The demand for weather, water, and climate information has been high, with an expectation of long, serially complete observational records spanning from minute to century timescales. The completeness of these data is essential to the assessment of Earth's climate in reports such as the Bulletin of the American Meteorological Society's (BAMS) State of the Climate and the US Global Change Research Program's (USGCRP) National Climate Assessment. Over the next few years, the amount of in-situ and remote sensing data ingested by the National Oceanic and Atmospheric Administration's (NOAA) National Climatic Data Center (NCDC) will reach the order of petabytes. In addition, there is a need for openness and transparency, to ensure the integrity and reproducibility of data from original observation to final product.

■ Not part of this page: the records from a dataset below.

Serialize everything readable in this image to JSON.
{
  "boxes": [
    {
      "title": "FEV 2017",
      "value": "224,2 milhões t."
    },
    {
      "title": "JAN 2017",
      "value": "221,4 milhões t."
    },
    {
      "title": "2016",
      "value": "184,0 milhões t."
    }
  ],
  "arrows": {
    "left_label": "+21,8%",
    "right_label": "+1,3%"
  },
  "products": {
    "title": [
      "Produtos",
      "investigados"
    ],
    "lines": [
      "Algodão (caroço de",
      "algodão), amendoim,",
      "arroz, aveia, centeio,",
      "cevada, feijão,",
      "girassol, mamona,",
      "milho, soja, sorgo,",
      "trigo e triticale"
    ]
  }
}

Scientists at the Cooperative Institute for Climate and Satellites (CICS), located within NCDC, have begun to address these concerns using the Python open source language. Here we will present advancements and challenges of utilizing climate data through packages such as NumPy, SciPy, MPI, and matplotlib. Projects include time series analysis of surface temperature observations, visualization of weather and climate data to meet sector needs, storage of large datasets into user-friendly formats such as CF compliant netCDF, and traceability through metadata tracking. Performance will be compared with conventional languages to demonstrate Python's speed and efficiency. We hope these practices will create a center-wide awareness of utilizing the power of Python in NCDC processing.